Embed from Getty Images
Helmut Marko zadeklarował, że Red Bull poszukuje
„mocnego drugiego kierowcy” na sezon 2020.
Stajnia z Milton Keynes aktualnie sprawdza Alexandra Albona, który otrzymał angaż po Grand Prix Belgii w miejsce Pierre'a Gasly. Zgodnie z deklaracjami zespołu, pojedynek o przyszłoroczne miejsce u boku Maksa Verstappena toczy się właśnie między Tajlandczykiem a Francuzem. Niedawny faworyt – Daniił Kwiat, ma pozostać w 2020 roku w Toro Rosso.
Pojawiają się jednak sugestie, że w rzeczywistości Red Bull Racing cały czas bierze pod uwagę możliwość przywrócenia Rosjanina. Doradca ekipy – Helmut Marko, zapytany o tegoroczne mistrzostwa w wykonaniu Kwiata, odpowiedział:
„Kwiat ma dobry sezon. Niestety miał pecha pod kątem awaryjności bolidu, ale pokazuje dokładnie to czego od niego oczekujemy. Wiemy do czego jest zdolny. Dorósł i przestał podchodzić do wszystkiego zbyt emocjonalnie. Nie mamy wątpliwości, że dokonał postępów”.
Red Bull nie ukrywa, że ich celem na przyszłoroczne zmagania jest mistrzostwo świata wśród kierowców z Maksem Verstappenem. Marko podkreśla przy tym, że zespół nie zapomina o klasyfikacji konstruktorów.
„Zadaniem na następny sezon jest ponowna wygrana tytułu wśród konstruktorów, więc rozglądamy się za mocnym drugim kierowcą” – dodał Austriak.

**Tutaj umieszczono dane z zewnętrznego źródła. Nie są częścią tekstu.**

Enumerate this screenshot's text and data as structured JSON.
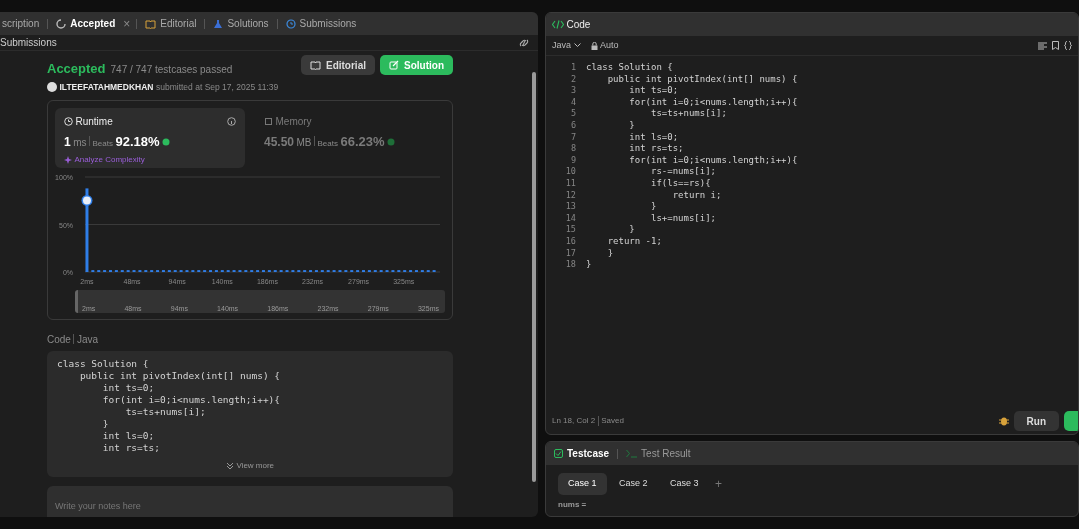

Z kolei Daniił Kwiat zapytany o swoją dalszą przyszłość w Formule 1 przyznał, że nie będzie miał problemu z tym, jeżeli Red Bull zdecyduje się zatrzymać go w Toro Rosso.
„Najważniejsze jest to, że zostanę w Formule 1. To dla mnie nagroda za pracę wykonaną w tym roku. Bycie kierowcą F1 jest tym, czego chcę, a poza tym kocham Toro Rosso. Oceny pozostawię moim szefom, a jedyne co mogę powiedzieć, to że jestem z siebie usatysfakcjonowany. Przejechałem wiele dobrych wyścigów, a nawet zdobyłem pierwsze podium dla zespołu od bardzo długiego czasu. Poza tym popełniam mniej błędów i lepiej siebie kontroluję” – powiedział 25-latek.